Benjamin-670-Reu
Israel's Prime Minister Benjamin Netanyahu. - File Photo by Reuters

JERUSALEM: Speculation over whether Israel is preparing for a unilateral military strike on Iran's nuclear facilities has intensified in the past few weeks after a period in which the atmosphere was less febrile.

The visit of four senior US administration officials — the secretary of state, Hillary Clinton, the defence secretary, Leon Panetta, the national security adviser, Tom Donilon, and the counter-terrorism chief, John Brennan — suggests that Washington is renewing its efforts to rein in Israeli prime minister Binyamin Netanyahu's inclinations towards military action.

It can be assumed that the administration is also anxious to reassure Netanyahu that it is committed to tackling the Iranian nuclear threat following presumptive Republican candidate Mitt Romney's visit to Jerusalem earlier this week. Romney, assisted by his senior aide Dan Senor, positioned himself in hawkish solidarity with Israel. Senor even suggested that Romney would back unilateral action launched by Israel, although there was some later backtracking on that stance.

The message to Israel from administration officials boils down to this: the US is serious about preventing a nuclear-armed Iran, you need to trust us on this, we will in the end use force if we have to and we are much better equipped to do so than you, so don't muck it all up by going ahead on your own.

An analysis in the Jerusalem Post by Yaakov Katz summarises the debate within Israel's political and military establishment:

“The debate that is raging within the government and the defence establishment is not about the value of an attack, since no one really wants Iran to be allowed to go nuclear. The question, however, is about the timing of such an attack and whether it needs to happen over the summer, before the US elections, or if it can wait until afterward, maybe as far away as next spring.

“At the heart of this question are two additional questions — first, whether Israel can afford to wait that long and second, if Israel can really rely on the US to use military force one day if and when everything else has clearly failed.”

Some commentators believe Netanyahu will only respond to a clear and powerful message from Barack Obama. Writing in Haaretz, Ari Shavit says:

“The key to preventing disaster is ... in the hands of the US president. Barack Obama is a brilliant orator. Obama has made quite a few exemplary speeches both as presidential candidate and as president. But the American president's most important speech is the one he has not made so far — the Iran speech. A speech in which the leader of the free world pledges in public that the free world will prevent Iran from obtaining military nuclear ability — at any price. A speech in which the chairman of the Joint Chiefs of Staff says that if the sanctions don't stop Iran, America's military power will.

“A speech in which the US president stands before the citizens of the United States and its allies and says — it's on me.
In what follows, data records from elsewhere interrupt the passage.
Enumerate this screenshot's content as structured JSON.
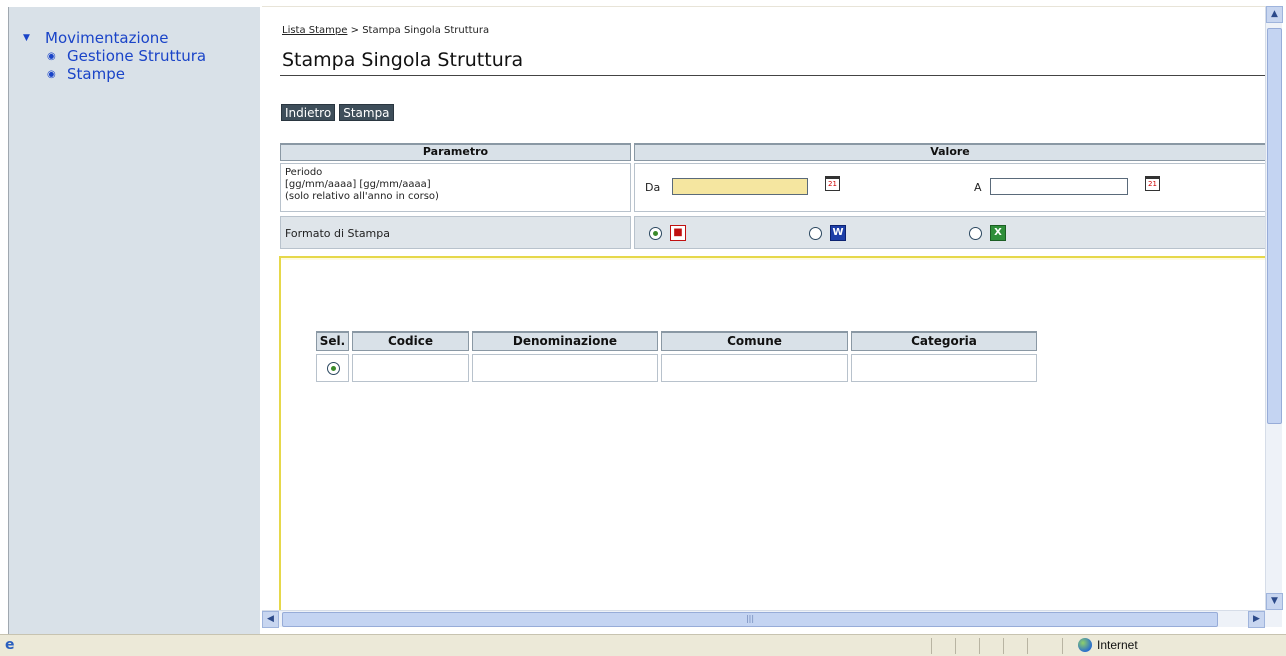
{
  "sidebar": {
    "root_label": "Movimentazione",
    "items": [
      {
        "label": "Gestione Struttura"
      },
      {
        "label": "Stampe"
      }
    ]
  },
  "breadcrumb": {
    "link": "Lista Stampe",
    "separator": " > ",
    "current": "Stampa Singola Struttura"
  },
  "page_title": "Stampa Singola Struttura",
  "toolbar": {
    "back_label": "Indietro",
    "print_label": "Stampa"
  },
  "params_table": {
    "headers": [
      "Parametro",
      "Valore"
    ],
    "period": {
      "label_line1": "Periodo",
      "label_line2": "[gg/mm/aaaa] [gg/mm/aaaa]",
      "label_line3": "(solo relativo all'anno in corso)",
      "from_label": "Da",
      "from_value": "",
      "to_label": "A",
      "to_value": ""
    },
    "format": {
      "label": "Formato di Stampa",
      "options": [
        {
          "name": "pdf",
          "icon": "pdf-icon",
          "selected": true
        },
        {
          "name": "word",
          "icon": "word-icon",
          "selected": false
        },
        {
          "name": "excel",
          "icon": "excel-icon",
          "selected": false
        }
      ]
    }
  },
  "results_table": {
    "headers": [
      "Sel.",
      "Codice",
      "Denominazione",
      "Comune",
      "Categoria"
    ],
    "rows": [
      {
        "selected": true,
        "codice": "",
        "denominazione": "",
        "comune": "",
        "categoria": ""
      }
    ]
  },
  "statusbar": {
    "zone": "Internet"
  },
  "colors": {
    "sidebar_bg": "#d9e1e8",
    "button_bg": "#3e4e5a",
    "required_field_bg": "#f5e6a0",
    "inner_frame_border": "#e6d84a",
    "link_blue": "#1a44c8"
  }
}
I will not ignore your existential needs nor abandon our strategic interests, nor let Iran become a nuclear power. In my name and in the name of Mitt Romney and the bipartisan leadership, I hereby pledge that in the course of 2013 America will paralyse the Iranian centrifuges that could bring an historic catastrophe on us all.”
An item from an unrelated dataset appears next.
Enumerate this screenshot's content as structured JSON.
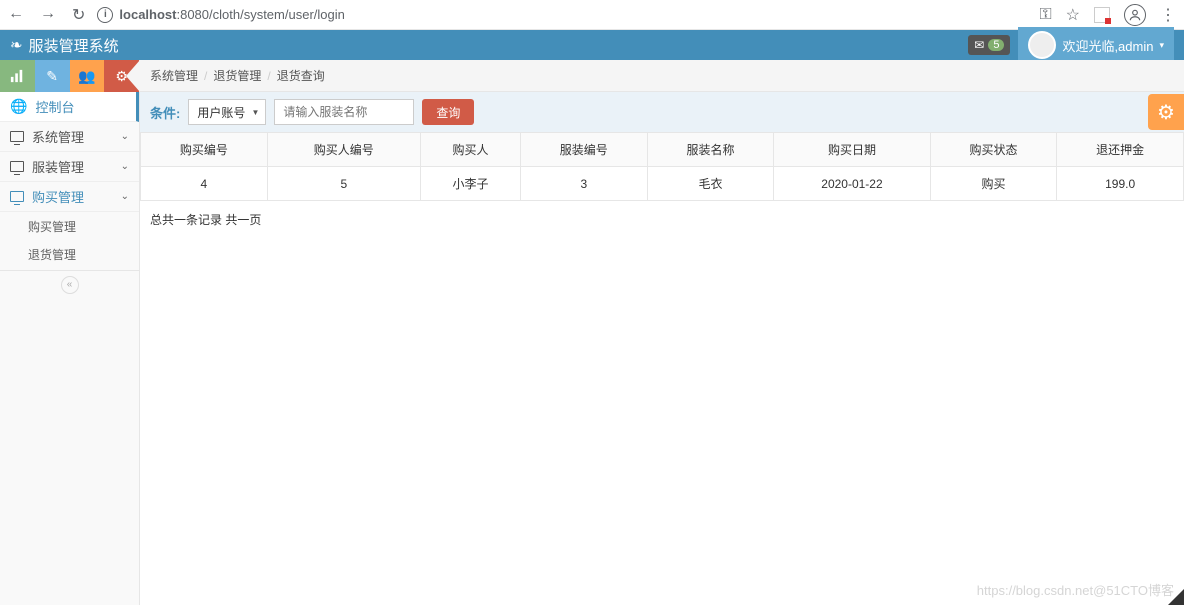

Such a speech will prevent an Israeli strike and “almost” guarantee Obama's re-election, says Shavit.

An unusual view is taken by Larry Dernfer, writing on the +972 website. In a piece headlined “It's over — there will be no Israeli attack on Iran”, he says: “Israel is not going to attack Iran. Not before the 6 November presidential election, not afterward if Obama wins, and maybe not afterward even if Romney wins, which is unlikely.
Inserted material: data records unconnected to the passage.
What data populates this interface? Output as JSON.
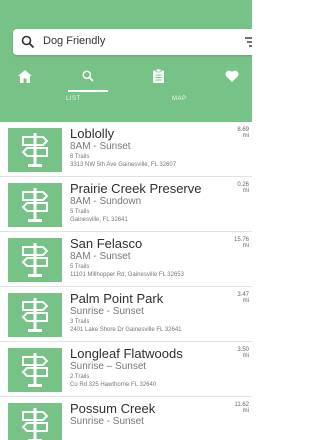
{
  "search": {
    "value": "Dog Friendly"
  },
  "tabs": [
    {
      "icon": "home-icon"
    },
    {
      "icon": "search-icon"
    },
    {
      "icon": "clipboard-icon"
    },
    {
      "icon": "heart-icon"
    }
  ],
  "segments": {
    "list_label": "LIST",
    "map_label": "MAP"
  },
  "parks": [
    {
      "name": "Loblolly",
      "hours": "8AM - Sunset",
      "trails": "8 Trails",
      "address": "3313 NW 5th Ave Gainesville, FL 32607",
      "distance": "8.69",
      "unit": "mi"
    },
    {
      "name": "Prairie Creek Preserve",
      "hours": "8AM - Sundown",
      "trails": "5 Trails",
      "address": "Gainesville, FL 32641",
      "distance": "0.26",
      "unit": "mi"
    },
    {
      "name": "San Felasco",
      "hours": "8AM - Sunset",
      "trails": "5 Trails",
      "address": "11101 Millhopper Rd, Gainesville FL 32653",
      "distance": "15.76",
      "unit": "mi"
    },
    {
      "name": "Palm Point Park",
      "hours": "Sunrise - Sunset",
      "trails": "3 Trails",
      "address": "2401 Lake Shore Dr Gainesville FL 32641",
      "distance": "3.47",
      "unit": "mi"
    },
    {
      "name": "Longleaf Flatwoods",
      "hours": "Sunrise – Sunset",
      "trails": "2 Trails",
      "address": "Co Rd 325 Hawthorne FL 32640",
      "distance": "3.50",
      "unit": "mi"
    },
    {
      "name": "Possum Creek",
      "hours": "Sunrise - Sunset",
      "trails": "",
      "address": "",
      "distance": "11.62",
      "unit": "mi"
    }
  ]
}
“It's not that Netanyahu doesn't want to bomb Iran — he does, and he makes that clearer every day. What's happened is that there's been such a torrent of opposition in the Israeli media this week from the security establishment, starting with IDF [Israel Defence Forces] chief Benny Gantz, and backed by the Obama administration and Pentagon, that there's no way Bibi [Netanyahu] can get his cabinet to vote for a war, and without the cabinet's backing, he can't do it.

The ministers will not support Bibi in an extremely risky war opposed by the heads of the IDF, IDF intelligence, the air force, the Mossad, the Shin Bet and the United States of America.

Dernfer adds: “So I think the game is up. Making the case for war with Iran is now a losing battle, and people are going to start running away from it, beginning, I expect, with Ehud Barak, who has been Bibi's equal partner in this whole scaremongering affair.”